In PECVD processes, deposition is achieved by introducing reactant gases between parallel electrodes—a grounded electrode and an RF-energized electrode. The capacitive
coupling between the electrodes excites the reactant gases into a plasma, which induces a chemical reaction and results in the reaction product being deposited on the substrate.
The substrate, which is placed on the grounded electrode, is typically heated to 250°C to 350°C, depending on the specific film requirements. In comparison, CVD requires
600°C to 800°C. The lower deposition temperatures are critical in many applications where CVD temperatures could damage the devices being fabricated.
Plasma-Therm has been a leader in PECVD technology for more than 30 years. We offer numerous innovations in our PECVD systems that produce high-quality films. One of the
advantages of Plasma-Therm’s PECVD is the proprietary process that allows the tuning of silicon nitride film stress without the device damage that may result from Mixed
Frequency Deposition (MFD). Plasma-Therm offers PECVD technology on the Vision Series and VERSALINE
The films typically deposited using PECVD are silicon nitride (SixNy), silicon dioxide (SiO2), silicon oxy-nitride (SiOxNy), silicon carbide (SiC), and amorphous silicon
(α-Si).
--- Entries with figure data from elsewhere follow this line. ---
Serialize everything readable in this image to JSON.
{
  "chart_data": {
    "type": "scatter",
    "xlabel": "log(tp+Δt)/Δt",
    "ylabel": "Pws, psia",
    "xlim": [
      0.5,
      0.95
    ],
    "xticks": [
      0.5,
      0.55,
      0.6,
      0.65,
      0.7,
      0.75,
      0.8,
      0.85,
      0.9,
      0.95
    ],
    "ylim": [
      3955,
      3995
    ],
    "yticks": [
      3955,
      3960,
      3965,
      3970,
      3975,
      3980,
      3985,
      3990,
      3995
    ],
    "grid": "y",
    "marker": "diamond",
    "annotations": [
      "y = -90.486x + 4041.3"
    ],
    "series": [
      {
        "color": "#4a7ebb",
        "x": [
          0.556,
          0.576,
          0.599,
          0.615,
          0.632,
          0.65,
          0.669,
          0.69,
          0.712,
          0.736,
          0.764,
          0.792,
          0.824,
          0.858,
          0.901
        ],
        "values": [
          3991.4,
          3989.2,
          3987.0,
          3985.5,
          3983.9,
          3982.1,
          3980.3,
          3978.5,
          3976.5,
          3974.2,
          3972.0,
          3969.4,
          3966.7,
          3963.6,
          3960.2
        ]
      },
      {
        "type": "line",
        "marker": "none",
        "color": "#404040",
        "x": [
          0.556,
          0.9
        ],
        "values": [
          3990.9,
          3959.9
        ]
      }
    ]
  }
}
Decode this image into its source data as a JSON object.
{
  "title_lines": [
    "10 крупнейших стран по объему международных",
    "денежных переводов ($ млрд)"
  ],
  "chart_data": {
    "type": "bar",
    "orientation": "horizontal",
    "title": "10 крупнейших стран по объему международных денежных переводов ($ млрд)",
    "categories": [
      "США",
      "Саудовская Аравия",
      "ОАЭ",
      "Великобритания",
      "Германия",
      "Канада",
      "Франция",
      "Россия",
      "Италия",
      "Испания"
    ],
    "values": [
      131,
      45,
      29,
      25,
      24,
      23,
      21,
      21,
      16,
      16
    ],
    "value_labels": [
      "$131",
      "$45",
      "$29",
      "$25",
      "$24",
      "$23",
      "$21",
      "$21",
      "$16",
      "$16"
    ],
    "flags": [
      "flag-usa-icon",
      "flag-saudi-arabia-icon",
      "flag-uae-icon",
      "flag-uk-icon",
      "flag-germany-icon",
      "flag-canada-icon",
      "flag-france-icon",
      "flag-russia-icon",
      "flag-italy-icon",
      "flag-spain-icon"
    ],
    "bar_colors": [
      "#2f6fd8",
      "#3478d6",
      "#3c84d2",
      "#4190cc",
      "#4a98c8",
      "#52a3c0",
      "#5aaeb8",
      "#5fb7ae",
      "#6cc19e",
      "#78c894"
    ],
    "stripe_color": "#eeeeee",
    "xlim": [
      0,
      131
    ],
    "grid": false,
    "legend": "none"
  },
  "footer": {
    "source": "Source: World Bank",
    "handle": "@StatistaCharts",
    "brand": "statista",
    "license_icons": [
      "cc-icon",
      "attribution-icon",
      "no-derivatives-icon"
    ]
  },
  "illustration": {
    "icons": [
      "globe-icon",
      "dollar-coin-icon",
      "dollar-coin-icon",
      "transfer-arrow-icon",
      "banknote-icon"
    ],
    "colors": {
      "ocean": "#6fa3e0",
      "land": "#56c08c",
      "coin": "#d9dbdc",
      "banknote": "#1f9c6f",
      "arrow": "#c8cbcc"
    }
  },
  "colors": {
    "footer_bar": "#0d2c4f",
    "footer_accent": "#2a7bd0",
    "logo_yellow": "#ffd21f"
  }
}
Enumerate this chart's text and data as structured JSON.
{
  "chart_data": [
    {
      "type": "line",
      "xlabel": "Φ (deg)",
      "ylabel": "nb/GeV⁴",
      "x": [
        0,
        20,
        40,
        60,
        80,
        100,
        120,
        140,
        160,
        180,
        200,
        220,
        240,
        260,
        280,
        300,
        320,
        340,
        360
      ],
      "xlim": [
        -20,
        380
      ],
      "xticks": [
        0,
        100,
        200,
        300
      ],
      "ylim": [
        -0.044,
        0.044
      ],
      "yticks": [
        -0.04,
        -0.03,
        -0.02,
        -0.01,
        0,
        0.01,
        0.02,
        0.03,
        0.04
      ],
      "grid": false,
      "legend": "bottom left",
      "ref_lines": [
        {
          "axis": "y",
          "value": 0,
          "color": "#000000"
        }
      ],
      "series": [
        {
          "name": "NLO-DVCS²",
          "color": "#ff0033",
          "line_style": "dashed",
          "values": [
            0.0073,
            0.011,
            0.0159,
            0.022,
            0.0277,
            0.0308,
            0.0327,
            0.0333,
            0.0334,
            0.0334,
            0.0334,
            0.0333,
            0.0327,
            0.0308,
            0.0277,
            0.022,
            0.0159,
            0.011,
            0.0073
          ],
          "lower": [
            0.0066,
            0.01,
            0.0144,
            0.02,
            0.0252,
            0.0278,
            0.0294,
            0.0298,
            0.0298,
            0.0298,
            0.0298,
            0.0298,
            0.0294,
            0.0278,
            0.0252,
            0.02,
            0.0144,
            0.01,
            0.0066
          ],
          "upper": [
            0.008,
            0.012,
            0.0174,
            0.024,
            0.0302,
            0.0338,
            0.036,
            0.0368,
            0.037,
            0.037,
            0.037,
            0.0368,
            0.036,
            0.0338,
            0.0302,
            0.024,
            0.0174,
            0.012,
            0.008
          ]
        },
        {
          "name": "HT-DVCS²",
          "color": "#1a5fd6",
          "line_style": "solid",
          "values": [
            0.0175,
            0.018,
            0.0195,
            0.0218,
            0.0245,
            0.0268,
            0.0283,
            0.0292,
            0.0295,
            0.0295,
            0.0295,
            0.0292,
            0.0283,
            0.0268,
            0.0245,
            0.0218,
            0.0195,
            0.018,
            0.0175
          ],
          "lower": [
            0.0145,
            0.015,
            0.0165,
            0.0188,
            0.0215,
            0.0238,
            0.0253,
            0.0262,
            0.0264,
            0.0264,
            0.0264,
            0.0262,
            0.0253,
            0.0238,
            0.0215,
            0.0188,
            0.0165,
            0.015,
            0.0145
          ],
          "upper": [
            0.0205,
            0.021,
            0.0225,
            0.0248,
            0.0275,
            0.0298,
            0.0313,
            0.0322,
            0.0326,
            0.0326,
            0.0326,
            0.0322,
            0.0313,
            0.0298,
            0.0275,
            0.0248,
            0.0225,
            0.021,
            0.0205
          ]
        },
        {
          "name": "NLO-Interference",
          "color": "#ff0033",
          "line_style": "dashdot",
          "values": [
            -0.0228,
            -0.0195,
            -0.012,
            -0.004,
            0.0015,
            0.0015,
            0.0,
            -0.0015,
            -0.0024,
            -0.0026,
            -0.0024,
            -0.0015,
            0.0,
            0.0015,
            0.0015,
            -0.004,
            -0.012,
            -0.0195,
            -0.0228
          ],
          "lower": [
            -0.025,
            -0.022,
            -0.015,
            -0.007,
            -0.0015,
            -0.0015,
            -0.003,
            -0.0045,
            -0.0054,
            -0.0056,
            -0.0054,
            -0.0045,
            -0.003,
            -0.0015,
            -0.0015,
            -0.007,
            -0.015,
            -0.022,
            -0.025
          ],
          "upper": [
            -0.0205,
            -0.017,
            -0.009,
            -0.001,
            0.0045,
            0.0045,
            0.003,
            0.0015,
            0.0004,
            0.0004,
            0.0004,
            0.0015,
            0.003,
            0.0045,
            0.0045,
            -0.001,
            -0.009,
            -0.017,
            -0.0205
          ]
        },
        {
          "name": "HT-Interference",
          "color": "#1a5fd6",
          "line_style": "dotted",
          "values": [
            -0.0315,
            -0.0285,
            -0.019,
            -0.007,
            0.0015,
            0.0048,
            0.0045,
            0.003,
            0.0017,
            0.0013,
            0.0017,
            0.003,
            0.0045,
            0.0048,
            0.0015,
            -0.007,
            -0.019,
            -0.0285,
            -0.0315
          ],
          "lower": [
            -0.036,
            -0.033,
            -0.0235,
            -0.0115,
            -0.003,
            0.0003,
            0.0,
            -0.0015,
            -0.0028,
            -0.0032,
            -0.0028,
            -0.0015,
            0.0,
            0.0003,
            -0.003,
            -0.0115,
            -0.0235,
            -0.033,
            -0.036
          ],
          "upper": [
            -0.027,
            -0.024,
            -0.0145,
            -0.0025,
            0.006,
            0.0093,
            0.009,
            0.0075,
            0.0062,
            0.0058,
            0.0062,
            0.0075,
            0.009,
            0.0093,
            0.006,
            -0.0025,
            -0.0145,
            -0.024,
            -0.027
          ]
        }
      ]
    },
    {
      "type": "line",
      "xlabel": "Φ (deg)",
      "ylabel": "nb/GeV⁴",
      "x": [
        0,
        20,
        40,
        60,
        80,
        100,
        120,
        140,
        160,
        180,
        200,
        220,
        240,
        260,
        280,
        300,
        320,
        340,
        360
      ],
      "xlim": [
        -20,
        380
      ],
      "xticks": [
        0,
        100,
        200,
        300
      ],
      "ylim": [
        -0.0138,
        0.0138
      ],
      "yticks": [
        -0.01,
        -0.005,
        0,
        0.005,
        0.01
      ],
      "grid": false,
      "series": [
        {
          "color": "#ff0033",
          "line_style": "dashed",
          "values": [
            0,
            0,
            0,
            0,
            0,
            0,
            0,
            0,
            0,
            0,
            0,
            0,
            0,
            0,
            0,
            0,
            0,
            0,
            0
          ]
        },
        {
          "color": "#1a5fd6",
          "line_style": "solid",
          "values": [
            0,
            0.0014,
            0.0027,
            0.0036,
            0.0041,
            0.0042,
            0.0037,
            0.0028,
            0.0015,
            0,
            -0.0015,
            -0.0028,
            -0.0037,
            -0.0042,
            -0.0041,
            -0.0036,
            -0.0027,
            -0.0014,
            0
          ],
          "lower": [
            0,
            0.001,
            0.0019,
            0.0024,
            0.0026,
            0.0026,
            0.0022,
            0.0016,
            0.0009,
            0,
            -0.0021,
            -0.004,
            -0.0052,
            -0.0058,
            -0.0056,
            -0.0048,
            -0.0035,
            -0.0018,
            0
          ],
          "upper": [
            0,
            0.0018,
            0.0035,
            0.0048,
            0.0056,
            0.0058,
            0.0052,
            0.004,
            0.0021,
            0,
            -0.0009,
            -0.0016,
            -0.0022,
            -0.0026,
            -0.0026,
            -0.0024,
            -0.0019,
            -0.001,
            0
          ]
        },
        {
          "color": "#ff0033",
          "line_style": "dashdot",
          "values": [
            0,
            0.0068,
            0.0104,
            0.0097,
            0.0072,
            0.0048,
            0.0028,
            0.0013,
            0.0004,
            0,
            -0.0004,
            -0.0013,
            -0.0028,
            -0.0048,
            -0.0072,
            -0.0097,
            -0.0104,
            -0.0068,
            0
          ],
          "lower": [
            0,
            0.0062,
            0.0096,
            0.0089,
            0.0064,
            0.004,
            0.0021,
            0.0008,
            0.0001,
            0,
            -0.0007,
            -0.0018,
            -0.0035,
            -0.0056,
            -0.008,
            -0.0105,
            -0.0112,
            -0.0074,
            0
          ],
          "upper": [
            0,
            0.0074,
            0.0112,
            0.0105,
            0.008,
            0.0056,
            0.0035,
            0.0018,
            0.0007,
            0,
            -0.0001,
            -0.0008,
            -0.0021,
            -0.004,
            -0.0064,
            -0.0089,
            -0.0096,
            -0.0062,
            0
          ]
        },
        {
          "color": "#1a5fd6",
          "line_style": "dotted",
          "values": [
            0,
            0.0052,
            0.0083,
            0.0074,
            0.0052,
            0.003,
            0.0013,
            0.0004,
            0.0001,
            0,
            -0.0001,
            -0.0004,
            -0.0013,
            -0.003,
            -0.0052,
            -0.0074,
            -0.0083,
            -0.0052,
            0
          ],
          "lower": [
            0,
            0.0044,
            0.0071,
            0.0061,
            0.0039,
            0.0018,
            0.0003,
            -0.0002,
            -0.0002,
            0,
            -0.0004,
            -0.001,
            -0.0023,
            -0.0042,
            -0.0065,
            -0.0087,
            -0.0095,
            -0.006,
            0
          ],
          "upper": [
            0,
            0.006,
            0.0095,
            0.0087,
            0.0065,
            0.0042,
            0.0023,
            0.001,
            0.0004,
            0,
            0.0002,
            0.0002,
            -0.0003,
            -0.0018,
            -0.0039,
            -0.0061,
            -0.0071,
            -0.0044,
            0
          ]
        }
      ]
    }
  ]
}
Silane (SiH4), the silicon source gas, is combined with an oxygen source gas to form silicon dioxide or a nitrogen gas source to produce silicon nitride.
Silicon dioxide and silicon nitride are dielectric (insulating) materials commonly used in the fabrication of electronic devices to isolate multiple conductive layers,
capacitors, and for surface passivation. These films are also used for encapsulation to protect devices from corrosion by atmospheric elements such as moisture and oxygen.